魔銃使いは迷宮を駆ける   作:魔法少女()

154 / 218
第一五三話

 軽蔑の視線を受けるでもなく受け入れられた事に喜びに浸ったのも昨晩の事だ。

 俺一人での返済計画はダメ出しされて変更を余儀なくされ、皆で話し合った末に出たのは、より一層力を合わせてこの一件を乗り越えていくという結論だった。

 朝早くからバイトに出て行ったヘスティア様を見送ってから、残りの仕事を片付けるべく皆で手分けして屋敷の中を駆けずり回る。
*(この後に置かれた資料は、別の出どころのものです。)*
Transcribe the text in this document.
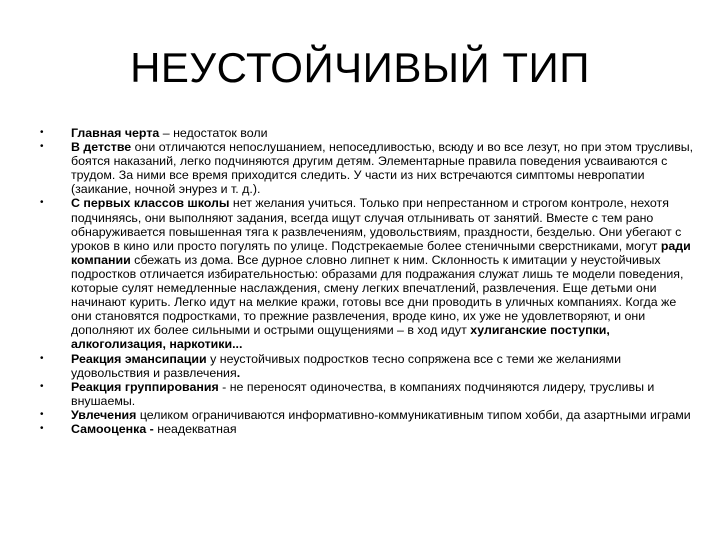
НЕУСТОЙЧИВЫЙ ТИП
• Главная черта – недостаток воли
• В детстве они отличаются непослушанием, непоседливостью, всюду и во все лезут, но при этом трусливы, боятся наказаний, легко подчиняются другим детям. Элементарные правила поведения усваиваются с трудом. За ними все время приходится следить. У части из них встречаются симптомы невропатии (заикание, ночной энурез и т. д.).
• С первых классов школы нет желания учиться. Только при непрестанном и строгом контроле, нехотя подчиняясь, они выполняют задания, всегда ищут случая отлынивать от занятий. Вместе с тем рано обнаруживается повышенная тяга к развлечениям, удовольствиям, праздности, безделью. Они убегают с уроков в кино или просто погулять по улице. Подстрекаемые более стеничными сверстниками, могут ради компании сбежать из дома. Все дурное словно липнет к ним. Склонность к имитации у неустойчивых подростков отличается избирательностью: образами для подражания служат лишь те модели поведения, которые сулят немедленные наслаждения, смену легких впечатлений, развлечения. Еще детьми они начинают курить. Легко идут на мелкие кражи, готовы все дни проводить в уличных компаниях. Когда же они становятся подростками, то прежние развлечения, вроде кино, их уже не удовлетворяют, и они дополняют их более сильными и острыми ощущениями – в ход идут хулиганские поступки, алкоголизация, наркотики...
• Реакция эмансипации у неустойчивых подростков тесно сопряжена все с теми же желаниями удовольствия и развлечения.
• Реакция группирования - не переносят одиночества, в компаниях подчиняются лидеру, трусливы и внушаемы.
• Увлечения целиком ограничиваются информативно-коммуникативным типом хобби, да азартными играми
• Самооценка - неадекватная
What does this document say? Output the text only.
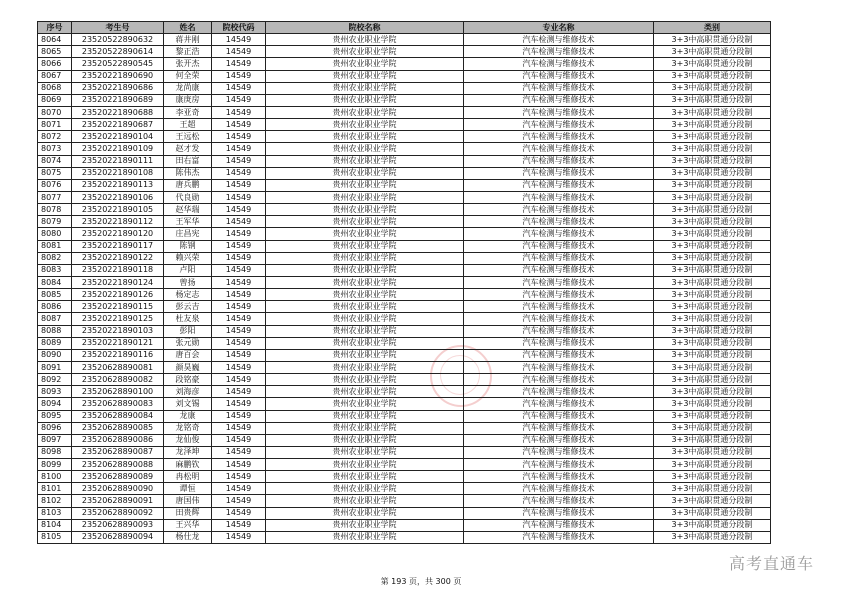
序号	考生号	姓名	院校代码	院校名称	专业名称	类别
8064	23520522890632	蒋井刚	14549	贵州农业职业学院	汽车检测与维修技术	3+3中高职贯通分段制
8065	23520522890614	黎正浩	14549	贵州农业职业学院	汽车检测与维修技术	3+3中高职贯通分段制
8066	23520522890545	张开杰	14549	贵州农业职业学院	汽车检测与维修技术	3+3中高职贯通分段制
8067	23520221890690	何全荣	14549	贵州农业职业学院	汽车检测与维修技术	3+3中高职贯通分段制
8068	23520221890686	龙尚康	14549	贵州农业职业学院	汽车检测与维修技术	3+3中高职贯通分段制
8069	23520221890689	康庚房	14549	贵州农业职业学院	汽车检测与维修技术	3+3中高职贯通分段制
8070	23520221890688	李亚奇	14549	贵州农业职业学院	汽车检测与维修技术	3+3中高职贯通分段制
8071	23520221890687	王超	14549	贵州农业职业学院	汽车检测与维修技术	3+3中高职贯通分段制
8072	23520221890104	王远松	14549	贵州农业职业学院	汽车检测与维修技术	3+3中高职贯通分段制
8073	23520221890109	赵才发	14549	贵州农业职业学院	汽车检测与维修技术	3+3中高职贯通分段制
8074	23520221890111	田右富	14549	贵州农业职业学院	汽车检测与维修技术	3+3中高职贯通分段制
8075	23520221890108	陈伟杰	14549	贵州农业职业学院	汽车检测与维修技术	3+3中高职贯通分段制
8076	23520221890113	唐兵鹏	14549	贵州农业职业学院	汽车检测与维修技术	3+3中高职贯通分段制
8077	23520221890106	代良勋	14549	贵州农业职业学院	汽车检测与维修技术	3+3中高职贯通分段制
8078	23520221890105	赵华瑞	14549	贵州农业职业学院	汽车检测与维修技术	3+3中高职贯通分段制
8079	23520221890112	王军华	14549	贵州农业职业学院	汽车检测与维修技术	3+3中高职贯通分段制
8080	23520221890120	庄昌宪	14549	贵州农业职业学院	汽车检测与维修技术	3+3中高职贯通分段制
8081	23520221890117	陈钢	14549	贵州农业职业学院	汽车检测与维修技术	3+3中高职贯通分段制
8082	23520221890122	赖兴荣	14549	贵州农业职业学院	汽车检测与维修技术	3+3中高职贯通分段制
8083	23520221890118	卢阳	14549	贵州农业职业学院	汽车检测与维修技术	3+3中高职贯通分段制
8084	23520221890124	曾扬	14549	贵州农业职业学院	汽车检测与维修技术	3+3中高职贯通分段制
8085	23520221890126	杨定志	14549	贵州农业职业学院	汽车检测与维修技术	3+3中高职贯通分段制
8086	23520221890115	彭云吉	14549	贵州农业职业学院	汽车检测与维修技术	3+3中高职贯通分段制
8087	23520221890125	杜友泉	14549	贵州农业职业学院	汽车检测与维修技术	3+3中高职贯通分段制
8088	23520221890103	彭阳	14549	贵州农业职业学院	汽车检测与维修技术	3+3中高职贯通分段制
8089	23520221890121	张元勋	14549	贵州农业职业学院	汽车检测与维修技术	3+3中高职贯通分段制
8090	23520221890116	唐百会	14549	贵州农业职业学院	汽车检测与维修技术	3+3中高职贯通分段制
8091	23520628890081	颜昊巍	14549	贵州农业职业学院	汽车检测与维修技术	3+3中高职贯通分段制
8092	23520628890082	段铭豪	14549	贵州农业职业学院	汽车检测与维修技术	3+3中高职贯通分段制
8093	23520628890100	刘海彦	14549	贵州农业职业学院	汽车检测与维修技术	3+3中高职贯通分段制
8094	23520628890083	刘文锡	14549	贵州农业职业学院	汽车检测与维修技术	3+3中高职贯通分段制
8095	23520628890084	龙康	14549	贵州农业职业学院	汽车检测与维修技术	3+3中高职贯通分段制
8096	23520628890085	龙铭奇	14549	贵州农业职业学院	汽车检测与维修技术	3+3中高职贯通分段制
8097	23520628890086	龙仙俊	14549	贵州农业职业学院	汽车检测与维修技术	3+3中高职贯通分段制
8098	23520628890087	龙泽坤	14549	贵州农业职业学院	汽车检测与维修技术	3+3中高职贯通分段制
8099	23520628890088	麻鹏钦	14549	贵州农业职业学院	汽车检测与维修技术	3+3中高职贯通分段制
8100	23520628890089	冉松明	14549	贵州农业职业学院	汽车检测与维修技术	3+3中高职贯通分段制
8101	23520628890090	谭恒	14549	贵州农业职业学院	汽车检测与维修技术	3+3中高职贯通分段制
8102	23520628890091	唐国伟	14549	贵州农业职业学院	汽车检测与维修技术	3+3中高职贯通分段制
8103	23520628890092	田贵辉	14549	贵州农业职业学院	汽车检测与维修技术	3+3中高职贯通分段制
8104	23520628890093	王兴华	14549	贵州农业职业学院	汽车检测与维修技术	3+3中高职贯通分段制
8105	23520628890094	杨仕龙	14549	贵州农业职业学院	汽车检测与维修技术	3+3中高职贯通分段制
第 193 页，共 300 页
高考直通车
 イリスさん達やディンケさん達も今まで通り、変わらぬ表情で接してくれ────てい、る、と思う。若干、生暖かい視線を受けるのは、仕方なしと割り切るほかないだろう。むず痒いからなんとかしたいが……。

 

「明日から忙しくなるし、今まで以上に……いや、頑張り過ぎるなって言われたばっかだっけ」

 

 意気込もうとして、皆に言われた事を思い出して肩から力を抜く。

 それでも、今日中に片付けそのものを終わらせて明日から迷宮探索を再開するのだ。

 ……リリがスキルを活かして大荷物を運んでいるのを見て顔が引き攣る。なあ、信じられるか? リリって俺よりレベル二つ下なんだぜ? アレ、俺だと運べないのじゃが。

 

「ミリア、こういう時こそ適材適所って言うんだぜ、これ頼む」

「むぅ、リリだけが大荷物を運ばされてる気がします!」

「あはは、リリのスキルって便利だよね」

 

 ヴェルフに頼まれたのは両手で抱えられる程度の木箱。リリの方は自身の背丈より大きな大箱。この差は……。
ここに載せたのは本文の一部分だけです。